The writer has a missed opportunity to be original here. Perhaps in a rewrite?
*
The rest of the story is a little rushed, possibly to squeeze under a 2000 word maximum, and the ending could use a little more foreshadow, allowing the possibility a reader may have forgotten the opening second paragraph. Some mention, somewhere. Mention might have also been made that Bo had yet- to- be-completed dreams of his own: a subtle, but rememberable mention. Yes, my spell checker underlined “rememberable”, but let it stand.
So far I have been the nitpicker, the fault finder, and the nay sayer, so sorry, but it is after all the job you are paying me the outrageous sum of 1800 points to perform. You should get what you pay for. That being said I will continue to the next part of my critical work – the part where I damn with faint praise.
I don’t know what the actual assignment was that predicated this contest so I will invent one that fits your resulting story – the one you had to pay me to read.

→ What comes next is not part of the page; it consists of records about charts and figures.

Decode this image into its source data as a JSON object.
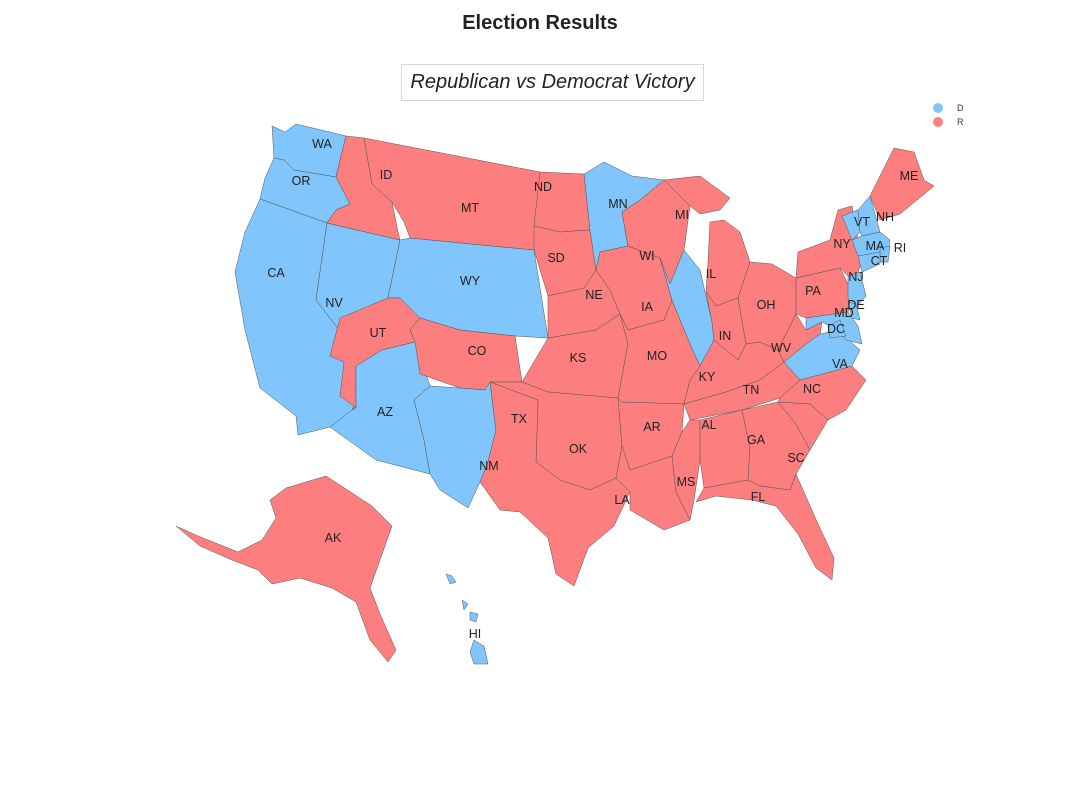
{
  "title": "Election Results",
  "subtitle": "Republican vs Democrat Victory",
  "colors": {
    "D": "#80c6fd",
    "R": "#fd7e7e"
  },
  "legend": [
    {
      "key": "D",
      "label": "D"
    },
    {
      "key": "R",
      "label": "R"
    }
  ],
  "states": [
    {
      "code": "WA",
      "label": "WA",
      "party": "D"
    },
    {
      "code": "OR",
      "label": "OR",
      "party": "D"
    },
    {
      "code": "CA",
      "label": "CA",
      "party": "D"
    },
    {
      "code": "NV",
      "label": "NV",
      "party": "D"
    },
    {
      "code": "ID",
      "label": "ID",
      "party": "R"
    },
    {
      "code": "MT",
      "label": "MT",
      "party": "R"
    },
    {
      "code": "WY",
      "label": "WY",
      "party": "D"
    },
    {
      "code": "UT",
      "label": "UT",
      "party": "R"
    },
    {
      "code": "AZ",
      "label": "AZ",
      "party": "D"
    },
    {
      "code": "CO",
      "label": "CO",
      "party": "R"
    },
    {
      "code": "NM",
      "label": "NM",
      "party": "D"
    },
    {
      "code": "ND",
      "label": "ND",
      "party": "R"
    },
    {
      "code": "SD",
      "label": "SD",
      "party": "R"
    },
    {
      "code": "NE",
      "label": "NE",
      "party": "R"
    },
    {
      "code": "KS",
      "label": "KS",
      "party": "R"
    },
    {
      "code": "OK",
      "label": "OK",
      "party": "R"
    },
    {
      "code": "TX",
      "label": "TX",
      "party": "R"
    },
    {
      "code": "MN",
      "label": "MN",
      "party": "D"
    },
    {
      "code": "IA",
      "label": "IA",
      "party": "R"
    },
    {
      "code": "MO",
      "label": "MO",
      "party": "R"
    },
    {
      "code": "AR",
      "label": "AR",
      "party": "R"
    },
    {
      "code": "LA",
      "label": "LA",
      "party": "R"
    },
    {
      "code": "WI",
      "label": "WI",
      "party": "R"
    },
    {
      "code": "IL",
      "label": "IL",
      "party": "D"
    },
    {
      "code": "MI",
      "label": "MI",
      "party": "R"
    },
    {
      "code": "IN",
      "label": "IN",
      "party": "R"
    },
    {
      "code": "OH",
      "label": "OH",
      "party": "R"
    },
    {
      "code": "KY",
      "label": "KY",
      "party": "R"
    },
    {
      "code": "TN",
      "label": "TN",
      "party": "R"
    },
    {
      "code": "MS",
      "label": "MS",
      "party": "R"
    },
    {
      "code": "AL",
      "label": "AL",
      "party": "R"
    },
    {
      "code": "GA",
      "label": "GA",
      "party": "R"
    },
    {
      "code": "FL",
      "label": "FL",
      "party": "R"
    },
    {
      "code": "SC",
      "label": "SC",
      "party": "R"
    },
    {
      "code": "NC",
      "label": "NC",
      "party": "R"
    },
    {
      "code": "VA",
      "label": "VA",
      "party": "D"
    },
    {
      "code": "WV",
      "label": "WV",
      "party": "R"
    },
    {
      "code": "PA",
      "label": "PA",
      "party": "R"
    },
    {
      "code": "NY",
      "label": "NY",
      "party": "R"
    },
    {
      "code": "VT",
      "label": "VT",
      "party": "D"
    },
    {
      "code": "NH",
      "label": "NH",
      "party": "D"
    },
    {
      "code": "ME",
      "label": "ME",
      "party": "R"
    },
    {
      "code": "MA",
      "label": "MA",
      "party": "D"
    },
    {
      "code": "RI",
      "label": "RI",
      "party": "D"
    },
    {
      "code": "CT",
      "label": "CT",
      "party": "D"
    },
    {
      "code": "NJ",
      "label": "NJ",
      "party": "D"
    },
    {
      "code": "DE",
      "label": "DE",
      "party": "D"
    },
    {
      "code": "MD",
      "label": "MD",
      "party": "D"
    },
    {
      "code": "DC",
      "label": "DC",
      "party": "D"
    },
    {
      "code": "AK",
      "label": "AK",
      "party": "R"
    },
    {
      "code": "HI",
      "label": "HI",
      "party": "D"
    }
  ]
}
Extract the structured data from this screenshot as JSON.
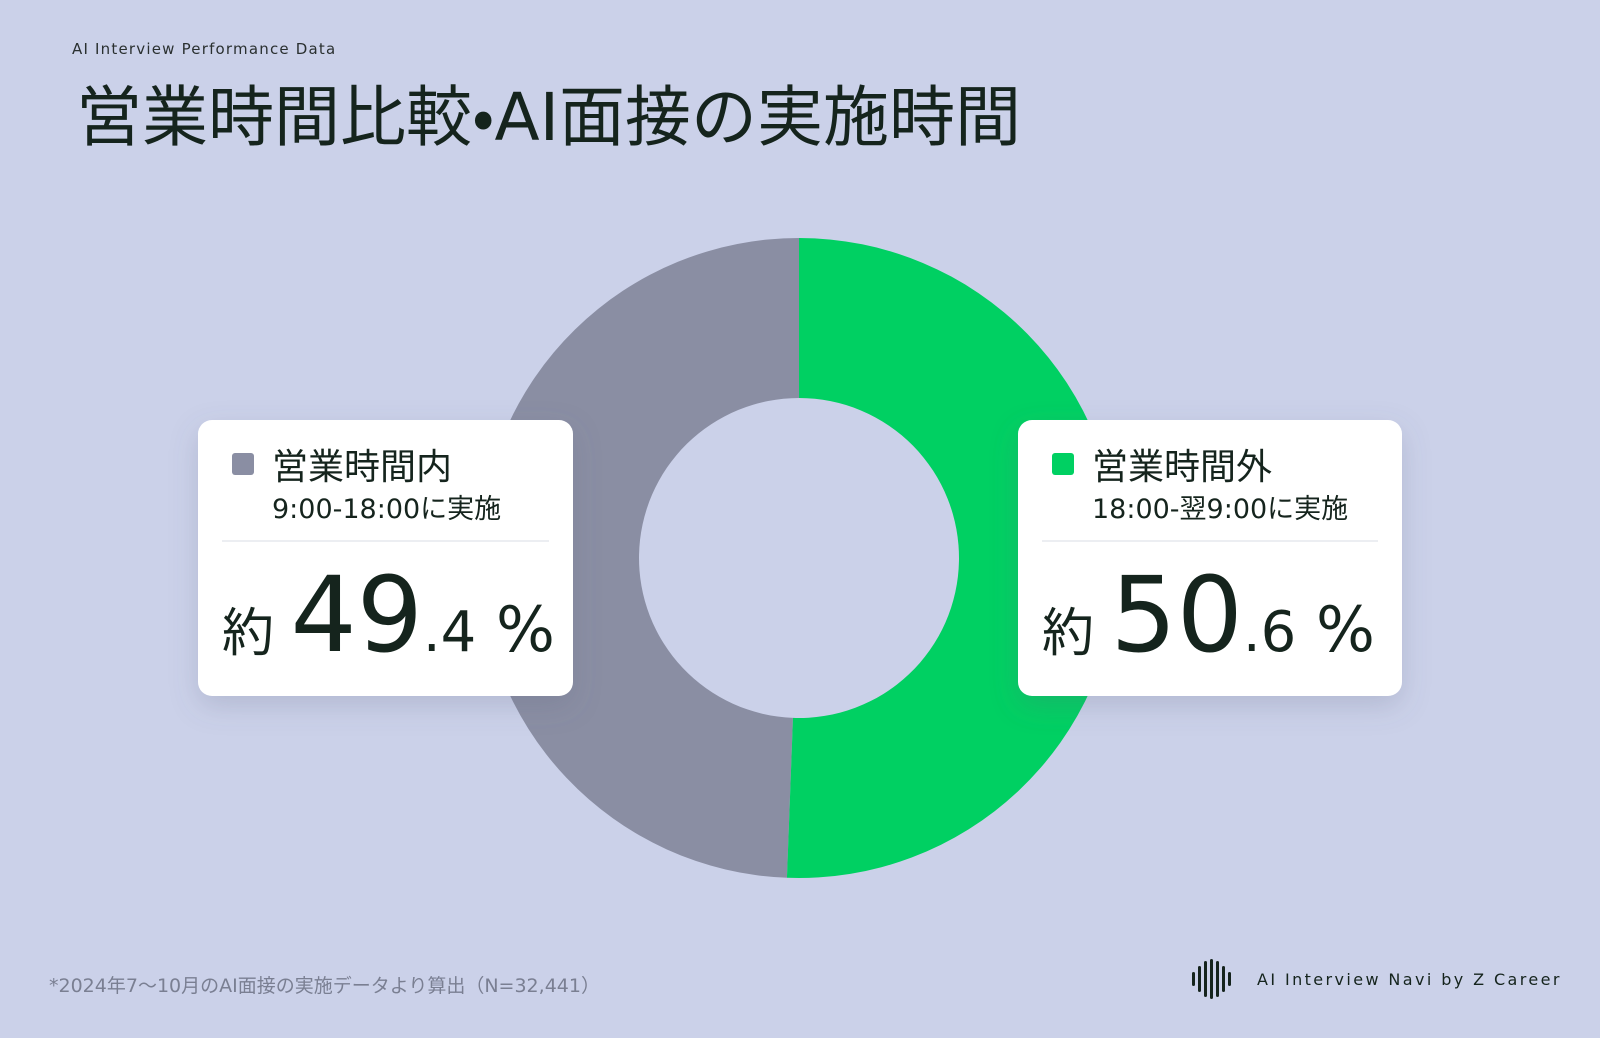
{
  "eyebrow": "AI Interview Performance Data",
  "footnote": "*2024年7〜10月のAI面接の実施データより算出（N=32,441）",
  "brand": "AI Interview Navi by Z Career",
  "chart_data": {
    "type": "donut",
    "title": "営業時間比較・AI面接の実施時間",
    "categories": [
      "営業時間内",
      "営業時間外"
    ],
    "descriptions": [
      "9:00-18:00に実施",
      "18:00-翌9:00に実施"
    ],
    "values": [
      49.4,
      50.6
    ],
    "value_labels": [
      "約 49.4 %",
      "約 50.6 %"
    ],
    "colors": [
      "#8a8ea3",
      "#00d062"
    ]
  }
}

Assignment - In 2000 words or fewer respond in short story form to the following quote from Winston Churchill: “There is nothing more exhilarating than to be shot at without result”
Bo experienced a risk that focused his mind remarkably upon what he has missed much like Scrooge’s final ghost prophesied what SCrooge had yet to miss before the grave - in the manner of Bo’s grandfather. It is plain that it does not matter exactly what his grandfather missed. What matters is that Bo does not miss his own best destiny through inattention.
To write a good story and shoehorn it into the parameters of the artificial constraints of contest is an achievement of dubious value. The best result is the attainment of very best in artificiality. Kudos, this is it.
The great redeemer of contest winners is the rewrite. The rewrite transforms the plastic baby into a real live breathing, squalling, full diapered child. The danger to the rewriter lingering over the success of the contest, is of actually believing the contest has meaning of itself. CONTESTS HAVE NO MEANING, only writing has meaning in our world.
This writing of yours will always be a shallow, entertaining story if it never sheds its contest skin.
The writer has the chance, in rewrite to make it the best shallow, entertaining story a reader can read.
Hope this was helpful, send the money.
NB: I see you have a uniform average of five stars. I won't interrupt that rating, but you know what I think about contest responses.